To then learn that Binh had abused the child she’d wanted to keep with every ounce of her being? No, Magdalene would never forgive. As Ena wouldn’t forgive herself for not foreseeing Magdalene’s reaction to giving birth.

Given their possessive natures, Mercants rarely, rarely entered into agreements where their children would be raised fully by others, but it was Magdalene herself who’d brought forward the proposal when Fernandez approached her. She’d been very interested in the genetic match and confirmed that she had no problem with a dual agreement as requested by the Fernandez family.

Ena had thought her Silent, had believed in her pragmatic take on the situation.

They’d both been wrong.

“The final decision was mine, Mother,” Magdalene had said to her some years ago, after Ena apologized for her mistake. “You told me to think long and hard on it, advised me to do my research. I thought I could handle it.” A hand pressed to her belly. “But then I carried him for nine months, and I felt his mind awaken …”

The only good thing in it all was that they’d been able to save Canto.

Such an angry boy he’d been, but even then, he’d been fiercely loyal. To 3K, the little girl who’d murdered for him.

Watching the two of them together now, Ena was quite convinced the adult Payal Rao would murder for him, too. So. “We’ll have tea at the Sea House next time,” she said as the two were about to leave.

Canto was still scowling, but his lips tugged up into a slight smile, and the voice that touched her mind was smug in a way he rarely was: I knew you’d like her.

One does not gloat, Canto.

He laughed out loud as he exited, causing Payal to look at him with soft eyes … and Ena’s long-frozen heart to threaten to thaw. “It appears,” she said to the slinky black cat that had prowled into the room, “the family is to expand again.”

CLINICAL NOTES ON PAYAL RAO

 

JAYA STORM, E.

Patient is very self-aware and conscious of the damage inflicted by her childhood, and is searching for a way to balance her powerful emotional response to the man she loves* against her need to maintain psychic and mental stability.

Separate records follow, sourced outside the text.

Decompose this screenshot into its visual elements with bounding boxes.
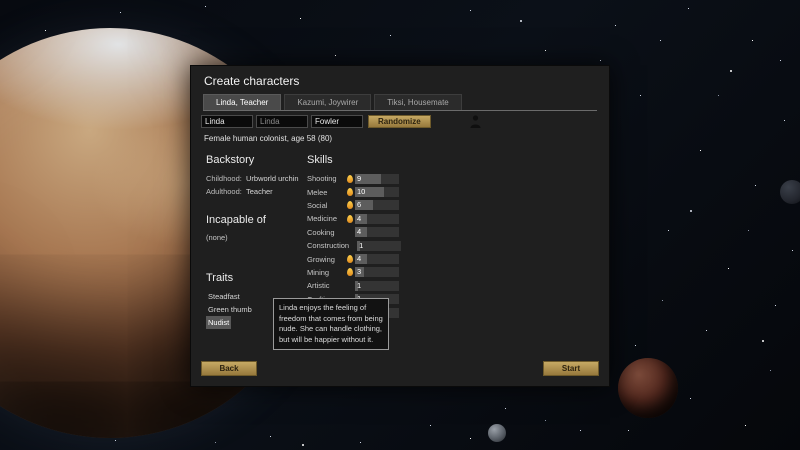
skill-level: 9 [357,173,362,183]
passion-flame-icon [347,255,353,264]
character-summary: Female human colonist, age 58 (80) [204,134,333,143]
game-screen: Create characters Linda, Teacher Kazumi,… [0,0,800,450]
starfield-bright [0,0,2,2]
tab-character-3[interactable]: Tiksi, Housemate [374,94,462,110]
name-row: Randomize [201,115,481,128]
skill-row[interactable]: Growing 4 [307,252,419,265]
red-moon [618,358,678,418]
skill-level: 4 [357,213,362,223]
traits-heading: Traits [206,272,234,284]
skill-bar: 3 [355,267,399,278]
skill-row[interactable]: Mining 3 [307,266,419,279]
tab-character-1[interactable]: Linda, Teacher [203,94,282,110]
skill-bar: 4 [355,213,399,224]
skill-bar: 4 [355,254,399,265]
skill-level: 4 [357,254,362,264]
start-button[interactable]: Start [543,361,599,376]
skill-name: Artistic [307,281,330,291]
trait-item[interactable]: Green thumb [206,303,254,316]
skill-bar: 1 [357,240,402,251]
passion-flame-icon [347,268,353,277]
childhood-value: Urbworld urchin [246,174,299,183]
tab-character-2[interactable]: Kazumi, Joywirer [284,94,372,110]
nickname-input[interactable] [256,115,308,128]
skill-row[interactable]: Artistic 1 [307,279,419,292]
trait-item[interactable]: Nudist [206,316,232,329]
first-name-input[interactable] [201,115,253,128]
incapable-section: Incapable of (none) [206,214,306,244]
skill-name: Social [307,200,328,210]
skills-heading: Skills [307,154,333,166]
skill-row[interactable]: Cooking 4 [307,226,419,239]
randomize-button[interactable]: Randomize [368,115,431,128]
skill-name: Cooking [307,227,335,237]
trait-tooltip: Linda enjoys the feeling of freedom that… [273,298,389,350]
skill-row[interactable]: Shooting 9 [307,172,419,185]
person-icon [470,115,481,128]
skill-name: Medicine [307,214,338,224]
create-characters-dialog: Create characters Linda, Teacher Kazumi,… [190,65,610,387]
character-tabs: Linda, Teacher Kazumi, Joywirer Tiksi, H… [203,94,597,111]
skill-name: Mining [307,267,330,277]
skill-row[interactable]: Construction 1 [307,239,419,252]
incapable-value: (none) [206,233,228,242]
incapable-heading: Incapable of [206,214,266,226]
skill-bar: 9 [355,173,399,184]
passion-flame-icon [347,174,353,183]
skill-name: Growing [307,254,335,264]
skill-bar: 10 [355,187,399,198]
childhood-row[interactable]: Childhood: Urbworld urchin [206,172,306,185]
childhood-label: Childhood: [206,174,242,183]
skill-row[interactable]: Medicine 4 [307,212,419,225]
skill-row[interactable]: Social 6 [307,199,419,212]
skill-row[interactable]: Melee 10 [307,185,419,198]
dialog-title: Create characters [204,74,300,88]
skill-name: Construction [307,241,350,251]
skill-bar: 1 [355,280,399,291]
passion-flame-icon [347,214,353,223]
backstory-heading: Backstory [206,154,255,166]
distant-moon [780,180,800,204]
skill-level: 10 [357,187,366,197]
last-name-input[interactable] [311,115,363,128]
passion-flame-icon [347,188,353,197]
skill-level: 3 [357,267,362,277]
passion-flame-icon [347,201,353,210]
skill-level: 1 [359,240,364,250]
skill-bar: 6 [355,200,399,211]
skill-level: 6 [357,200,362,210]
trait-item[interactable]: Steadfast [206,290,242,303]
gray-moon [488,424,506,442]
skill-name: Melee [307,187,328,197]
back-button[interactable]: Back [201,361,257,376]
adulthood-label: Adulthood: [206,187,242,196]
skills-column: Skills Shooting 9 Melee 10 Social 6 Medi… [307,154,419,319]
skill-bar: 4 [355,227,399,238]
skill-level: 1 [357,280,362,290]
skill-name: Shooting [307,174,337,184]
skill-level: 4 [357,227,362,237]
adulthood-value: Teacher [246,187,273,196]
adulthood-row[interactable]: Adulthood: Teacher [206,185,306,198]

Her childhood protections did the job required, but they were a blunt tool. I have advised her that we can use more subtle methods to allow her to find the control she needs without losing herself. I have also received permission to speak about her case on an anonymous basis with other Es who have more specialized knowledge in certain areas.

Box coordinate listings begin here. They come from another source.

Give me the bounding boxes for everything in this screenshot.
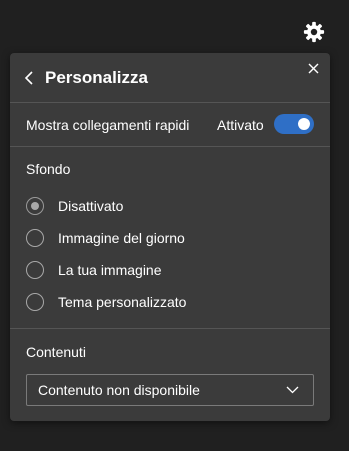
gear-icon — [303, 21, 325, 43]
content-select-chevron — [285, 384, 299, 396]
radio-label: Immagine del giorno — [58, 230, 185, 246]
radio-button-checked[interactable] — [26, 197, 44, 215]
radio-button[interactable] — [26, 293, 44, 311]
shortcuts-row: Mostra collegamenti rapidi Attivato — [10, 103, 330, 147]
radio-option-off[interactable]: Disattivato — [26, 196, 316, 220]
content-select-value: Contenuto non disponibile — [38, 382, 200, 398]
radio-button[interactable] — [26, 261, 44, 279]
radio-label: Disattivato — [58, 198, 124, 214]
background-heading: Sfondo — [26, 161, 71, 177]
settings-gear-button[interactable] — [301, 19, 327, 45]
chevron-down-icon — [286, 386, 298, 394]
back-button[interactable] — [22, 69, 36, 87]
radio-option-your-image[interactable]: La tua immagine — [26, 260, 316, 284]
shortcuts-status-text: Attivato — [217, 117, 264, 133]
radio-option-custom-theme[interactable]: Tema personalizzato — [26, 292, 316, 316]
toggle-knob — [298, 118, 310, 130]
radio-label: Tema personalizzato — [58, 294, 187, 310]
panel-header: Personalizza — [10, 53, 330, 102]
shortcuts-label: Mostra collegamenti rapidi — [26, 117, 190, 133]
content-select[interactable]: Contenuto non disponibile — [26, 374, 314, 406]
radio-label: La tua immagine — [58, 262, 162, 278]
close-button[interactable] — [305, 60, 321, 76]
close-icon — [308, 63, 318, 73]
panel-title: Personalizza — [45, 68, 148, 87]
personalize-panel: Personalizza Mostra collegamenti rapidi … — [10, 53, 330, 421]
chevron-left-icon — [24, 71, 33, 85]
background-divider — [10, 328, 330, 329]
radio-option-daily-image[interactable]: Immagine del giorno — [26, 228, 316, 252]
radio-button[interactable] — [26, 229, 44, 247]
radio-dot — [31, 202, 39, 210]
shortcuts-toggle[interactable] — [274, 114, 314, 134]
shortcuts-divider — [10, 146, 330, 147]
content-heading: Contenuti — [26, 344, 86, 360]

Most specifically, I intend to speak to Sascha Duncan regarding custom shields, and to Dr. Farukh Duvall about the issue of childhood trauma and how it interacts with brain chemistry. I also need to find—or become—an expert in how childhood trauma may affect the development of psychic pathways in all children, and anchors in particular.

There do not appear to be any anchors who are also empaths, which is a critical piece of information in itself, but I intend to further my knowledge of anchors to the highest degree to better serve my patient—and any future patients from Designation A.